I have actually the same problem with these curlopt methods. My result ->

object(stdClass)#2 (1) {
[“errors”]=>
array(1) {
[0]=>
object(stdClass)#3 (2) {
[“message”]=>
string(26) “Could not authenticate you”
[“code”]=>
int(32)
}
}
}


#8

When creating your base for establishing the signature ensure the URL is https://api.twitter.com/1.1/users/show.json (no parameters). Next ensure the base array that you’ll parse though includes “user_id” or “screen_name”. When you finally are about to make the GET http request ensure the URL is https://api.twitter.com/1.1/users/show.json?user_id=ID (or screen_name). Make sure your CURL usage has CURLINFO_HEADER_OUT set then dump curl_getinfo( $ch, CURLINFO_HEADER_OUT ) so you can see how your header is constructed and sent.
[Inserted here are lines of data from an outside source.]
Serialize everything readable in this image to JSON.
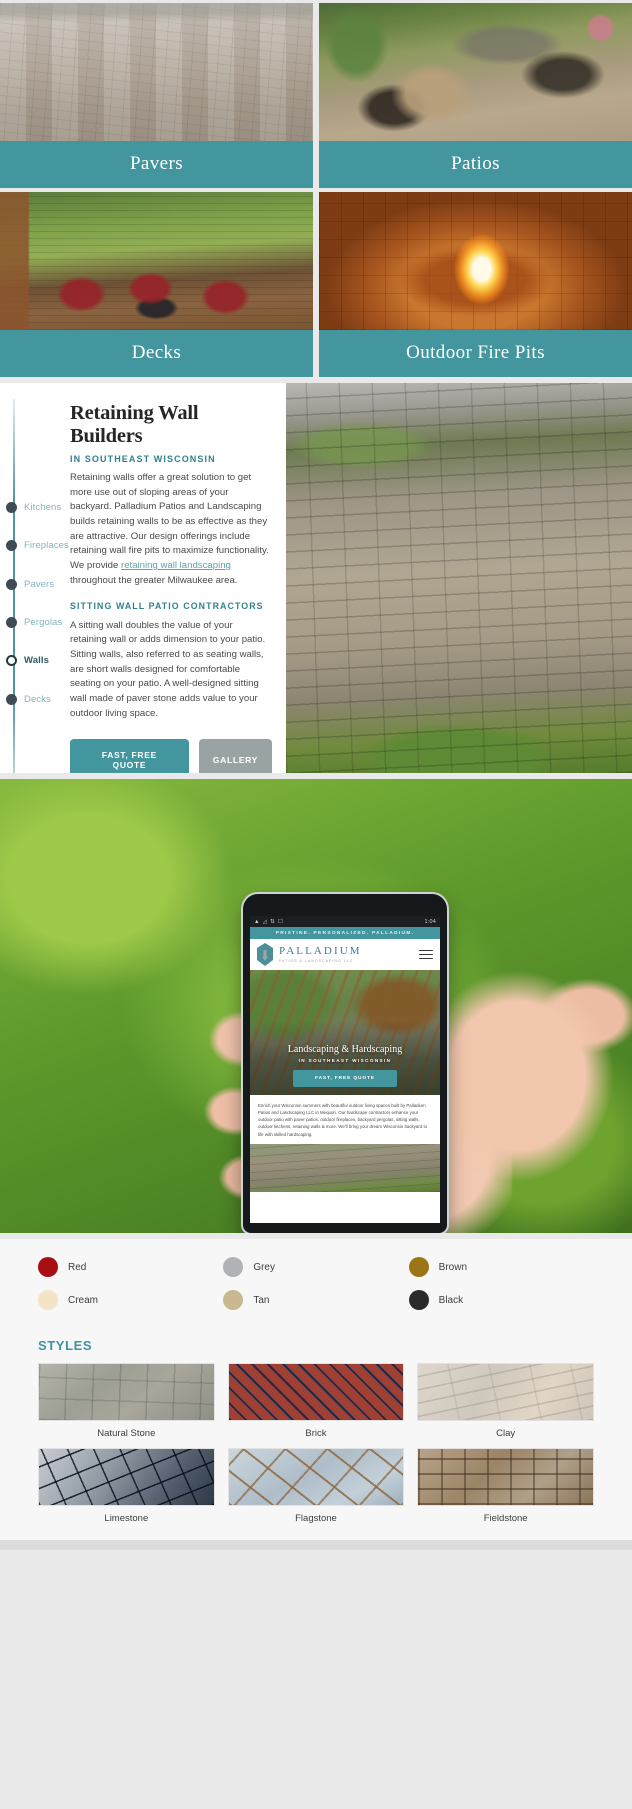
{
  "categories": [
    {
      "label": "Pavers",
      "texture": "img-pavers"
    },
    {
      "label": "Patios",
      "texture": "img-patios"
    },
    {
      "label": "Decks",
      "texture": "img-decks"
    },
    {
      "label": "Outdoor Fire Pits",
      "texture": "img-firepit"
    }
  ],
  "retaining_wall": {
    "timeline": [
      {
        "label": "Kitchens",
        "active": false
      },
      {
        "label": "Fireplaces",
        "active": false
      },
      {
        "label": "Pavers",
        "active": false
      },
      {
        "label": "Pergolas",
        "active": false
      },
      {
        "label": "Walls",
        "active": true
      },
      {
        "label": "Decks",
        "active": false
      }
    ],
    "title": "Retaining Wall Builders",
    "subtitle": "IN SOUTHEAST WISCONSIN",
    "paragraph_before_link": "Retaining walls offer a great solution to get more use out of sloping areas of your backyard. Palladium Patios and Landscaping builds retaining walls to be as effective as they are attractive. Our design offerings include retaining wall fire pits to maximize functionality. We provide ",
    "paragraph_link": "retaining wall landscaping",
    "paragraph_after_link": " throughout the greater Milwaukee area.",
    "heading2": "SITTING WALL PATIO CONTRACTORS",
    "paragraph2": "A sitting wall doubles the value of your retaining wall or adds dimension to your patio. Sitting walls, also referred to as seating walls, are short walls designed for comfortable seating on your patio. A well-designed sitting wall made of paver stone adds value to your outdoor living space.",
    "primary_button": "FAST, FREE QUOTE",
    "secondary_button": "GALLERY"
  },
  "phone": {
    "status_time": "1:04",
    "tagline": "PRISTINE. PERSONALIZED. PALLADIUM.",
    "logo_name": "PALLADIUM",
    "logo_tagline": "PATIOS & LANDSCAPING LLC",
    "hero_title": "Landscaping & Hardscaping",
    "hero_subtitle": "IN SOUTHEAST WISCONSIN",
    "hero_button": "FAST, FREE QUOTE",
    "body_text": "Enrich your Wisconsin summers with beautiful outdoor living spaces built by Palladium Patios and Landscaping LLC in Mequon. Our hardscape contractors enhance your outdoor patio with paver patios, outdoor fireplaces, backyard pergolas, sitting walls, outdoor kitchens, retaining walls & more. We'll bring your dream Wisconsin backyard to life with skilled hardscaping."
  },
  "colors": [
    {
      "name": "Red",
      "hex": "#a70f12"
    },
    {
      "name": "Grey",
      "hex": "#b0b2b7"
    },
    {
      "name": "Brown",
      "hex": "#9c7516"
    },
    {
      "name": "Cream",
      "hex": "#f4e3c6"
    },
    {
      "name": "Tan",
      "hex": "#c8b991"
    },
    {
      "name": "Black",
      "hex": "#2b2b2b"
    }
  ],
  "styles": {
    "heading": "STYLES",
    "items": [
      {
        "name": "Natural Stone",
        "texture": "tex-natural"
      },
      {
        "name": "Brick",
        "texture": "tex-brick"
      },
      {
        "name": "Clay",
        "texture": "tex-clay"
      },
      {
        "name": "Limestone",
        "texture": "tex-limestone"
      },
      {
        "name": "Flagstone",
        "texture": "tex-flagstone"
      },
      {
        "name": "Fieldstone",
        "texture": "tex-fieldstone"
      }
    ]
  },
  "theme": {
    "teal": "#43969e",
    "teal_dark": "#2f818f",
    "grey_button": "#9aa3a3"
  }
}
If it’s sent as POST it will fail with that generic error, etc…


#9

There’s a pretty good answer on stackoverflow here:

(Look at the answer below the accepted answer to see how to handle query strings)


#10

My base is

GET&https%3A%2F%2Fapi.twitter.com%2F1.1%2Fusers%2Fshow.json&oauth_consumer_key%3DKgHKaW8VS9lIQfBFKcU1A8N9w2fut9xfeCg02gUYrU%26oauth_nonce%3DNoXtAn9EdZOC6HGHTN1QqP7cWG6RmKuYaORWQpY6%26oauth_signature_method%3DHMAC-SHA1%26oauth_timestamp%3D1371189051%26oauth_token%3D128156112-rRmv7rFNVnTW9SUouWLtcXANDmZytDbjxQsSOmzs%26oauth_version%3D1.0%26user_id%3D128156112

url - https://api.twitter.com/1.1/users/show.json?user_id=128156112

headers

GET /1.1/users/show.json?user_id=128156112 HTTP/1.1
Host: api.twitter.com
Accept: /
Content-Type: application/x-www-form-urlencoded; charset=utf-8
Authorization: OAuth oauth_token=“128156112-rRmv7rFNVnTW9SUouWLtcXANDmZytDbjxQsSOmzs”, oauth_consumer_key=“KgHKaW8VS9lIQfBFKcU1A8N9w2fut9xfeCg02gUYrU”, oauth_timestamp=“1371190203”, oauth_version=“1.0”, oauth_nonce=“Dd2k59VExxCh5AlslaIjMDIcbRnz1Q5TCYy3lS1y”, oauth_signature_method=“HMAC-SHA1”, oauth_signature=“06xcsTpW5sPl9k81Ti5e%2FFtQR8g%3D”

but I still get the error (but I still get the error). Please help.


#11

i too getting the 401 error on home time line functionality while request the api url. i am passing all above same proper parameters in headers.


#12

i am recieving the same error, but everything looks right to me. any help here?

function buildBaseString($baseURI, $method, $params) { $r = array(); ksort($params); foreach($params as $key=>$value){ $r[] = "$key=" . rawurlencode($value); } return $method."&" . rawurlencode($baseURI) . '&' . rawurlencode(implode('&', $r)); }

function buildAuthorizationHeader($oauth) {
$r = 'Authorization: OAuth ‘;
$values = array();
foreach($oauth as $key=>$value)
$values[] = “$key=”" . rawurlencode($value) . “”";
$r .= implode(’, ', $values);
return $r;
}

$url = “https://api.twitter.com/1.1/search/tweets.json?q=%23WoW”;

$oauth_access_token = “77310635-nBvzZEZvlWs71r48jJnlItzvnY2ynSMjrLZXuw”;
$oauth_access_token_secret = “SO7gJodfdLRLVxu0xBODIH8ybBo0JIeoZ7rqQs5YaU”;
$consumer_key = “9BNfpju9WKGtAvpmhHXA”;
$consumer_secret = “wPYHW9CRavGSuY3pjPDB4z6tEEJgcT0zgSEo2ighbAo”;

$oauth = array( ‘oauth_consumer_key’ => $consumer_key,
‘oauth_nonce’ => time(),
‘oauth_signature_method’ => ‘HMAC-SHA1’,
‘oauth_token’ => $oauth_access_token,
‘oauth_timestamp’ => time(),
‘oauth_version’ => ‘1.0’);

$base_info = buildBaseString($url, ‘GET’, $oauth);
$composite_key = rawurlencode($consumer_secret) . ‘&’ . rawurlencode($oauth_access_token_secret);
$oauth_signature = base64_encode(hash_hmac(‘sha1’, $base_info, $composite_key, true));
$oauth[‘oauth_signature’] = $oauth_signature;

// Make Requests
$header = array(buildAuthorizationHeader($oauth), ‘Expect:’);
$options = array( CURLOPT_HTTPHEADER => $header,
//CURLOPT_POSTFIELDS => $postfields,
CURLOPT_HEADER => false,
CURLOPT_URL => $url,
CURLOPT_RETURNTRANSFER => true,
CURLOPT_SSL_VERIFYPEER => false);

$feed = curl_init();
curl_setopt_array($feed, $options);
$json = curl_exec($feed);
curl_close($feed);

$twitter_data = json_decode($json);
var_dump($twitter_data);


#13

Brilliant work! Without your post I wouldn’t be a able to solve this problem. Thank you!


#14

I solved my problem by paying very close attention to the way I was sending my POST data.

My authorization header was correct, but I was not encoding the values that were sent as POST data, nor was I appending the keys + values into one huge string (for PHP, this string is what is sent as CURLOPT_POSTFIELDS before the cURL is executed.)